Vishwanath Pratap Singh, ex-premier ministre (1989-1990) qui bouleversa la politique indienne en s'engageant en faveur de la promotion des basses castes, est décédé jeudi 27 novembre à New Delhi. Il était âgé de 77 ans.
Son règne fut bref - onze mois à peine - mais il marque dans l'histoire contemporaine indienne un tournant : l'émergence de la caste dans le champ politique à la faveur de l'approfondissement des dispositifs de discrimination positive, boîte de Pandore ayant libéré de violents antagonismes autour du partage de la richesse. Figure morale mais habile politicien, il fut aussi le "tombeur" de Rajiv Gandhi, fils d'Indira Gandhi, inaugurant ainsi l'affaiblissement durable du Parti du Congrès - matrice de l'Inde indépendante - dans la politique nationale.
V. P. Singh était né le 25 juin 1931 à Allahabad, ville de l'Uttar Pradesh (Inde du Nord). Issu d'une famille de propriétaires fonciers, il fut adopté à l'âge de 5 ans - avec l'assentiment de ses parents - par Bahadur Ram Gopal Singh, maharaja de la petite principauté de Bandar (Uttar Pradesh) qui n'avait pas d'enfants. Son enfance princière fut toutefois courte : son père adoptif mourut alors qu'il avait 11 ans. Etudiant en droit à Allahabad puis en physique à Pune (Maharashtra), il embrassa très tôt la cause de la justice sociale, donnant lui-même l'exemple en cédant à des paysans sans terres des portions de son domaine foncier.
Repéré par le Parti du Congrès, il s'engagea sous la bannière du parti : élu en 1969 à l'assemblée locale de l'Uttar Pradesh, il entra au Parlement fédéral deux ans plus tard. En 1974, Indira Gandhi, alors premier ministre, en fit son ministre adjoint du commerce. En 1980, après le retour au pouvoir de Mme Gandhi, il accéda au poste de premier ministre (chief minister) de l'Etat de l'Uttar Pradesh. C'est à ce moment qu'il se forgea une réputation d'intégrité morale qui l'imposerait au premier plan de la politique nationale. Il s'était fixé l'objectif de réduire les foyers de banditisme qui infestent sa région ; il démissionne avec éclat, prenant acte de son échec après l'assassinat de son propre frère - un juge - par un gang.
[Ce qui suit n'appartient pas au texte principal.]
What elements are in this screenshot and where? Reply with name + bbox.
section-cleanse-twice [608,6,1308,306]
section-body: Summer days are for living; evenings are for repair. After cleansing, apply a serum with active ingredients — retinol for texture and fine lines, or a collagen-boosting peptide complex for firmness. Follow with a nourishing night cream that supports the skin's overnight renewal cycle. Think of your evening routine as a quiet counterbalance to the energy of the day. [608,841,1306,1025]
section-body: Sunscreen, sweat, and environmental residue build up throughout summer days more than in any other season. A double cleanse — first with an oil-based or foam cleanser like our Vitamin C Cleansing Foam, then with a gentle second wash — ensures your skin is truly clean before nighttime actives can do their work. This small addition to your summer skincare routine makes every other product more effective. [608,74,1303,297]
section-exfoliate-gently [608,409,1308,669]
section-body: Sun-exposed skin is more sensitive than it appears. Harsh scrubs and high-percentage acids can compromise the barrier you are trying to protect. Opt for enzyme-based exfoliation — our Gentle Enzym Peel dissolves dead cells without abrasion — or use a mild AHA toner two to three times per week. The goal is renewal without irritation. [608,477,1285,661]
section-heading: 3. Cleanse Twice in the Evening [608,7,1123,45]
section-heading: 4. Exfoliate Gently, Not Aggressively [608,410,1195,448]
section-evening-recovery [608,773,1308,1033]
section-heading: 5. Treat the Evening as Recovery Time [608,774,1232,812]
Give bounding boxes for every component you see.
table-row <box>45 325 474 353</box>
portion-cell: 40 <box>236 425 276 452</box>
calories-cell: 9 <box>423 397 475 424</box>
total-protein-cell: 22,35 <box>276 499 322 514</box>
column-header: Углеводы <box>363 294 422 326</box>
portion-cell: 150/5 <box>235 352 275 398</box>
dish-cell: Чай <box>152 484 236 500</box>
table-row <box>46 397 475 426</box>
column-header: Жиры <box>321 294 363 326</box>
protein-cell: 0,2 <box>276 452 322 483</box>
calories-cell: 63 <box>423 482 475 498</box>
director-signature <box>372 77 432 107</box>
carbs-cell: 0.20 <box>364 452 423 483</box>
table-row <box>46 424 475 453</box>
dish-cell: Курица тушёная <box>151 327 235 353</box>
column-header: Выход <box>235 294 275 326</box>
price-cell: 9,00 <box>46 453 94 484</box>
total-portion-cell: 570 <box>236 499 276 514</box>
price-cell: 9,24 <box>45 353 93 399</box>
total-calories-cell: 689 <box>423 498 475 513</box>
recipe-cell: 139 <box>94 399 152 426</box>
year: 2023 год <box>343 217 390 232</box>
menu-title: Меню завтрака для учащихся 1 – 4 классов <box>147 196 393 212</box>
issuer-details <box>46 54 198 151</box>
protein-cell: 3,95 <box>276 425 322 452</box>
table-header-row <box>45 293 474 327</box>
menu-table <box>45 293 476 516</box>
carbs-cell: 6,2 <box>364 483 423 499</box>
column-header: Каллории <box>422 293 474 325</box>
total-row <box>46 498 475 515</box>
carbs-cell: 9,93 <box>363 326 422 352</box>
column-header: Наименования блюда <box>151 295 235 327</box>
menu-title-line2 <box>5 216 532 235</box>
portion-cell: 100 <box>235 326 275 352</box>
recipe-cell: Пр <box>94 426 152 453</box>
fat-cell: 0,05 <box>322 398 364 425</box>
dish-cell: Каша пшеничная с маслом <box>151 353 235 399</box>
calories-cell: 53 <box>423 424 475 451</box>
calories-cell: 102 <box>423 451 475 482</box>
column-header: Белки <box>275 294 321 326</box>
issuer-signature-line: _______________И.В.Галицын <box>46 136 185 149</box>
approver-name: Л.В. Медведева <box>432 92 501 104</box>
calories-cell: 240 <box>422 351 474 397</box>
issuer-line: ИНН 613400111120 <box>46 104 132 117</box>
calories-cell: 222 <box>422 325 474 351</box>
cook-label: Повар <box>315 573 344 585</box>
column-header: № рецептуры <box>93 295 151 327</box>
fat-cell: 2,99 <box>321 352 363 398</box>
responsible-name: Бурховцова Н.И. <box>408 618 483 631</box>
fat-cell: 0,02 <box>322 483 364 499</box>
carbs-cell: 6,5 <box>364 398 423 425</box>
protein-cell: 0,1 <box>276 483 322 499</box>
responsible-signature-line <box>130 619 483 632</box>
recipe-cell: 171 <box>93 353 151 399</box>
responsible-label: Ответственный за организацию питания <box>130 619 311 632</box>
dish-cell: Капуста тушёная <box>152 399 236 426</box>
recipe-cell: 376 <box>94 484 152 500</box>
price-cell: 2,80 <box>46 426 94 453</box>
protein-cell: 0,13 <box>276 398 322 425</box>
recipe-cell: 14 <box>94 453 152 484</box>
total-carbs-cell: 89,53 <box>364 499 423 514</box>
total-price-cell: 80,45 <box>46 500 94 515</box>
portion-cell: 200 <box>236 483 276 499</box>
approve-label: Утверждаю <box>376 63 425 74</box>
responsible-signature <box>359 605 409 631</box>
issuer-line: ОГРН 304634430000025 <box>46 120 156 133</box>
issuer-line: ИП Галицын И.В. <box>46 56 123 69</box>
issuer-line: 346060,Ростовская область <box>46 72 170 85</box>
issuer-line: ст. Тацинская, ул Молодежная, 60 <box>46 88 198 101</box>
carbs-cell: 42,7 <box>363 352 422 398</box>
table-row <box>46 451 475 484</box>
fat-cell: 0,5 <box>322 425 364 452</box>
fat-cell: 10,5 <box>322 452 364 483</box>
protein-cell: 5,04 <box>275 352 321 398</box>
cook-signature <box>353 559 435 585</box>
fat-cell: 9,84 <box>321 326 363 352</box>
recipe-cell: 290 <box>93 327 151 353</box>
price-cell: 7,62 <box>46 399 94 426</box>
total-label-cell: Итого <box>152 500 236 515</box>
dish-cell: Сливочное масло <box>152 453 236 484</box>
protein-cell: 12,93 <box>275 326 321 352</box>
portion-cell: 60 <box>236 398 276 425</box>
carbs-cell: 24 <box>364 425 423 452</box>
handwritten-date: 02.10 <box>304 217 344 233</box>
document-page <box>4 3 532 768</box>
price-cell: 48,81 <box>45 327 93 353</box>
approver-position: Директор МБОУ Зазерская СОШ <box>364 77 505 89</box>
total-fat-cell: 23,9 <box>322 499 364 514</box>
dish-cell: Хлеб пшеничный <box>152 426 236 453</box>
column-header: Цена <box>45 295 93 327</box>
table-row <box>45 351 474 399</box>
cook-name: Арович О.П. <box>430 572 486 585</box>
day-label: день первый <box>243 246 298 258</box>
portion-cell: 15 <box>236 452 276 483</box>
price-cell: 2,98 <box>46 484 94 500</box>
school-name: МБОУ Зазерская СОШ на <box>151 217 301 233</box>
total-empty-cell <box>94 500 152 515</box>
Cet acte de courage fait sensation. Rajiv Gandhi, élu premier ministre en 1984 après l'assassinat de sa mère Indira, le nomme ministre des finances. V. P. Singh s'illustre comme le précurseur du démantèlement des privilèges bureaucratiques. Il engage surtout une lutte résolue contre l'évasion fiscale, n'hésitant pas à poursuivre des hommes d'affaires proches du Parti du Congrès. Rajiv Gandhi s'en inquiète et l'éloigne de ce terrain sensible en lui confiant en 1987 le portefeuille de la défense. Mal lui en prend. Car V. P. Singh découvre à ce poste l'univers trouble des pots-de-vin sur les achats d'armement. Il dispose d'informations mettant clairement en cause Rajiv Gandhi, qui l'évince du cabinet.
Dès lors, V. P. Singh bascule dans l'opposition. Il parvient à fédérer un vaste front anti-Congrès et gagne les élections de 1989. Nommé premier ministre, il apaise la révolte des Sikhs du Pendjab, retire les troupes indiennes que Rajiv Gandhi avait envoyées au Sri Lanka, mais nomme au Cachemire un gouverneur dont la raideur répressive enflamme cet Etat à majorité musulmane.
Mais c'est surtout sur le terrain de la politique sociale qu'il cherche à innover. A la surprise générale, il sort des placards un rapport vieux de neuf ans qui recommandait la généralisation de la discrimination positive, jusque-là réservée aux intouchables et aux tribus.
Désormais, les castes intermédiaires, appelées en Inde "Other Backward Casts" (OBC), pourront bénéficier de quotas d'emplois dans l'administration. Les passions s'embrasent. Les étudiants brahmanes s'insurgent. V. P. Singh ne pourra faire aboutir sa réforme. Son cabinet chute fin 1990 : les nationalistes hindous lui ont retiré leur soutien, car il s'est opposé à leur croisade antimusulmane.